Apesar de não ter muito dinheiro com que trabalhar, usei toda a liquidez que consegui encontrar para reagir à crise. Tentamos desesperadamente acelerar os gastos de infraestrutura obtidos graças a títulos públicos para construir rodovias e ferrovias, abrir novas ruas e consertar velhas pontes. Encontramos verbas para programas de reciclagem de trabalhadores da construção civil que estavam perdendo o emprego. Convencemos grandes credores a congelar a taxa de juros para mais de 100 mil mutuários em situação de maior risco. Contratamos mais de mil pessoas para trabalhar nos call centers estaduais e orientar mutuários em dificuldades ou ajudar pessoas que deveriam receber seguro-desemprego e outros benefícios.

Logo antes do Natal, o secretário do Tesouro dos Estados Unidos, Hank Paulson, foi me visitar para conversar sobre a crise das hipotecas subprime. Ele e eu fizemos uma reunião em Stockton e o escutei falar sobre “minimizar o estrago” da crise imobiliária na economia de forma geral. Nesse ponto, eu ainda estava disposto a descrever o problema como um “percalço” em meus comentários para a plateia.

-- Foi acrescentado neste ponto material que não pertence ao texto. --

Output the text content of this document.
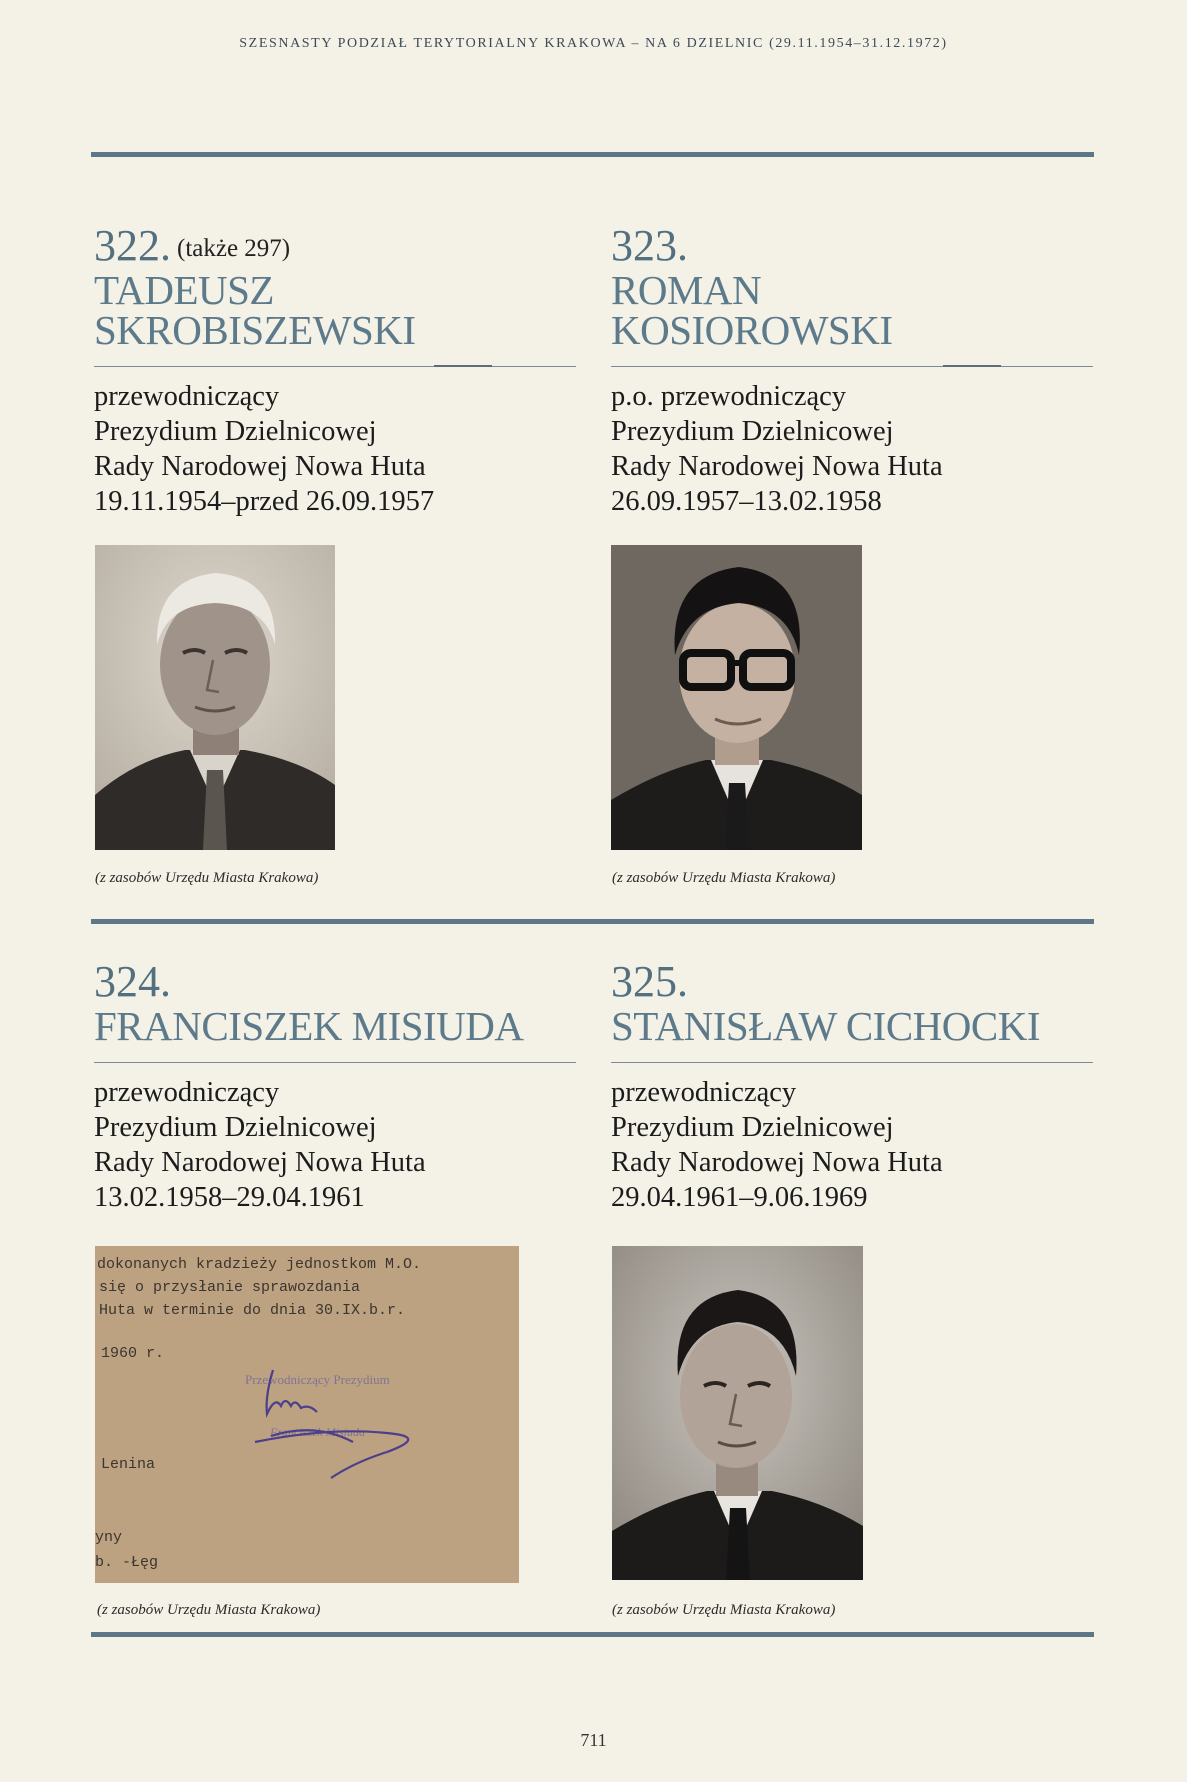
SZESNASTY PODZIAŁ TERYTORIALNY KRAKOWA – NA 6 DZIELNIC (29.11.1954–31.12.1972)
322. (także 297)
TADEUSZ
SKROBISZEWSKI
przewodniczący
Prezydium Dzielnicowej
Rady Narodowej Nowa Huta
19.11.1954–przed 26.09.1957
(z zasobów Urzędu Miasta Krakowa)
323.
ROMAN
KOSIOROWSKI
p.o. przewodniczący
Prezydium Dzielnicowej
Rady Narodowej Nowa Huta
26.09.1957–13.02.1958
(z zasobów Urzędu Miasta Krakowa)
324.
FRANCISZEK MISIUDA
przewodniczący
Prezydium Dzielnicowej
Rady Narodowej Nowa Huta
13.02.1958–29.04.1961
dokonanych kradzieży jednostkom M.O.
się o przysłanie sprawozdania
Huta w terminie do dnia 30.IX.b.r.
1960 r.
Lenina
yny
b. -Łęg
Przewodniczący Prezydium
Franciszek Misiuda
(z zasobów Urzędu Miasta Krakowa)
325.
STANISŁAW CICHOCKI
przewodniczący
Prezydium Dzielnicowej
Rady Narodowej Nowa Huta
29.04.1961–9.06.1969
(z zasobów Urzędu Miasta Krakowa)
711
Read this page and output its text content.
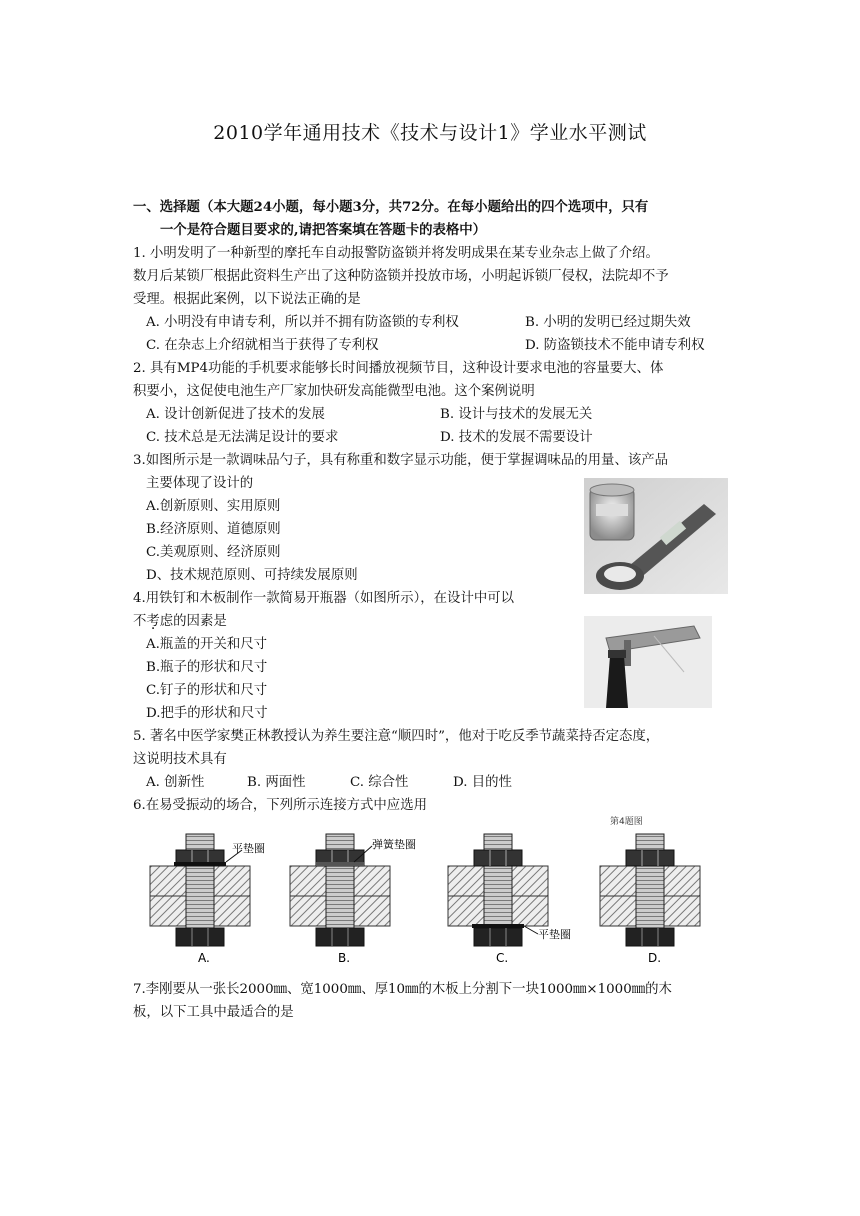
2010学年通用技术《技术与设计1》学业水平测试
一、选择题（本大题24小题，每小题3分，共72分。在每小题给出的四个选项中，只有
一个是符合题目要求的,请把答案填在答题卡的表格中）
1. 小明发明了一种新型的摩托车自动报警防盗锁并将发明成果在某专业杂志上做了介绍。
数月后某锁厂根据此资料生产出了这种防盗锁并投放市场，小明起诉锁厂侵权，法院却不予
受理。根据此案例，以下说法正确的是
A. 小明没有申请专利，所以并不拥有防盗锁的专利权	B. 小明的发明已经过期失效
C. 在杂志上介绍就相当于获得了专利权	D. 防盗锁技术不能申请专利权
2. 具有MP4功能的手机要求能够长时间播放视频节目，这种设计要求电池的容量要大、体
积要小，这促使电池生产厂家加快研发高能微型电池。这个案例说明
A. 设计创新促进了技术的发展	B. 设计与技术的发展无关
C. 技术总是无法满足设计的要求	D. 技术的发展不需要设计
3.如图所示是一款调味品勺子，具有称重和数字显示功能，便于掌握调味品的用量、该产品
主要体现了设计的
A.创新原则、实用原则
B.经济原则、道德原则
C.美观原则、经济原则
D、技术规范原则、可持续发展原则
4.用铁钉和木板制作一款简易开瓶器（如图所示），在设计中可以
不考虑的因素是
A.瓶盖的开关和尺寸
B.瓶子的形状和尺寸
C.钉子的形状和尺寸
D.把手的形状和尺寸
5. 著名中医学家樊正林教授认为养生要注意“顺四时”，他对于吃反季节蔬菜持否定态度，
这说明技术具有
A. 创新性	B. 两面性	C. 综合性	D. 目的性
6.在易受振动的场合，下列所示连接方式中应选用
平垫圈
A.
弹簧垫圈
B.
平垫圈
C.
第4题图
D.
7.李刚要从一张长2000㎜、宽1000㎜、厚10㎜的木板上分割下一块1000㎜×1000㎜的木
板，以下工具中最适合的是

No entanto, meu pressentimento em relação àquilo não era nada bom. Pouco depois, peguei um avião até Washington para uma conferência de governadores na qual Alphonso Jackson, secretário de Habitação do presidente Bush, fez um discurso sobre como o sonho americano de ter casa própria continuava vivo e pulsante. Eu conhecia Alphonso um pouco e o encurralei durante o intervalo para lhe perguntar o que estava acontecendo de verdade. “Não parece nada bom”, foi tudo o que ele quis dizer. A expressão em seu rosto me deixou alarmado. Ele parecia mais preocupado que pouco antes, no pódio.

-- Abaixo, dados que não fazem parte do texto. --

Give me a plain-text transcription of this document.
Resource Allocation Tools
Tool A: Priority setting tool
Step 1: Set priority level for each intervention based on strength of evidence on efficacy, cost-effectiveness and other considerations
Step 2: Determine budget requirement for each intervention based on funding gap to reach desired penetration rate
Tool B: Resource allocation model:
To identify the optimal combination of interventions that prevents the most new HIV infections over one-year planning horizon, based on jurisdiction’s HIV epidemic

Decidi que o melhor era ignorar as previsões econômicas para o ano fiscal de 2008 e prever crescimento zero para a receita proveniente de impostos. Em nosso estado viciado em ciclos de progresso, um crescimento zero no orçamento do governo estadual seria muito mais doloroso do que pode parecer. Teríamos que arcar com um aumento automático de 10 bilhões de dólares em aposentadorias, educação, saúde e outros programas protegidos por lei ou por exigências de financiamento federal. Portanto, se a renda do estado não aumentasse, a única maneira possível de obter recursos seria cortando outros programas que não estivessem previstos em lei. Era uma escolha dificílima. Se reduzíssemos os gastos com prisões, teríamos que libertar prisioneiros e talvez tornar os bairros menos seguros. Se cortássemos na educação, o que isso diria sobre nossa preocupação com as crianças, nossos cidadãos mais vulneráveis? Se cortássemos na saúde, estaríamos dizendo que na verdade não ligávamos para os idosos, os enfermos e os deficientes?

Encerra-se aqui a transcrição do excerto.